Volume Rendering Results

Progression of the rendered images during training. The image starts out blurry and becomes sharper as the model learns the scene.

Epoch 0 Batch 500

Epoch 0 Batch 1000

Epoch 1 Batch 500

Epoch 1 Batch 1000

Epoch 2 Batch 500

Epoch 2 Batch 1000

Here is the video of the final result of the 3D scene from both low resolution and high resolution.

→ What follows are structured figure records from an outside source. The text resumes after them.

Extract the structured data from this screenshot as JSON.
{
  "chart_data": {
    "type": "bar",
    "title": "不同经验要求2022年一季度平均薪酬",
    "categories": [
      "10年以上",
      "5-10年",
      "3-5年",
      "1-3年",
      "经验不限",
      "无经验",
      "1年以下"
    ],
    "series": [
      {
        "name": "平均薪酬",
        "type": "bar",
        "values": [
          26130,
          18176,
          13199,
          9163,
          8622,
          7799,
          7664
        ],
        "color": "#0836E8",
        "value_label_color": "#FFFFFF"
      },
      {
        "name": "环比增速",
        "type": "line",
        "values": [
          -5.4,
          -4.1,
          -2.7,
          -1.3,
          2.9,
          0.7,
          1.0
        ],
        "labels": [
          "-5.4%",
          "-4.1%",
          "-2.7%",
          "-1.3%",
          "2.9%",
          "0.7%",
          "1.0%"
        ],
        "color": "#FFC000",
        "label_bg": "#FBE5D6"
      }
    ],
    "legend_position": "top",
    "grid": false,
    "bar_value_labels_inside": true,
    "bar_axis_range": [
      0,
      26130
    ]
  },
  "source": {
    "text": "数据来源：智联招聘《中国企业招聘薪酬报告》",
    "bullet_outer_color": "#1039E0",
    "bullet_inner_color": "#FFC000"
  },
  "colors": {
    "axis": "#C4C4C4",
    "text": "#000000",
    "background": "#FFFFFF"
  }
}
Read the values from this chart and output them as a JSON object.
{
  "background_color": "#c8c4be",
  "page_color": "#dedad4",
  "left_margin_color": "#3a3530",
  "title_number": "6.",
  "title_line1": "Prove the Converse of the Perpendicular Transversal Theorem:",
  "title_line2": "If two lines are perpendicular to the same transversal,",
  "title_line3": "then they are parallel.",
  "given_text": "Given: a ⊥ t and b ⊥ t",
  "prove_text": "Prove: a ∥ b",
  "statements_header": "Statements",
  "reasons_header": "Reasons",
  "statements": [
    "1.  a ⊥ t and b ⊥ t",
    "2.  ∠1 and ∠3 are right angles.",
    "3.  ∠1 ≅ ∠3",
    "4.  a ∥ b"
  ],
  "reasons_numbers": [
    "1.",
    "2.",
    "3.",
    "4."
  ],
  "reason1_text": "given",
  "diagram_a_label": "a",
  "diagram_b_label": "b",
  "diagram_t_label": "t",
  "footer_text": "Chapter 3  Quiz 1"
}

The high resolution had the following hyperparameters:

Number of positional encoding frequencies (L_x): 10
Number of directional encoding frequencies (L_r_d): 4
Hidden layer dimension: 256
RGB output dimension: 3
Density output dimension: 1
Number of hidden layers: 8

Low Resolution

High Resolution

PSNR Curve

As we can see from the plot below, the curve is rapidly increasing in the begninning and slowly converging to a high PSNR value of around 23-24 PSNR. Our final PSNR value was 23.6.

Plot showing the PSNR for validation images during training.

Bells and Whistles

For the B&W Portion, we added a blue background to the video by changing the volume function. The way we did this was by setting a threshold where if the transmittance was below a certain value, we would set the color to blue. This however, causes some aliasing issues as we can see which could have been fixed by implementing a solution where you add a color inverse proporsionally to the transmittance. Below is a video of the final result after 1 epoch given time contraints.

Custom Background Rendering

Acknowledgements

This project is part of CS 180 at UC Berkeley. Testing code and datasets were provided by course staff.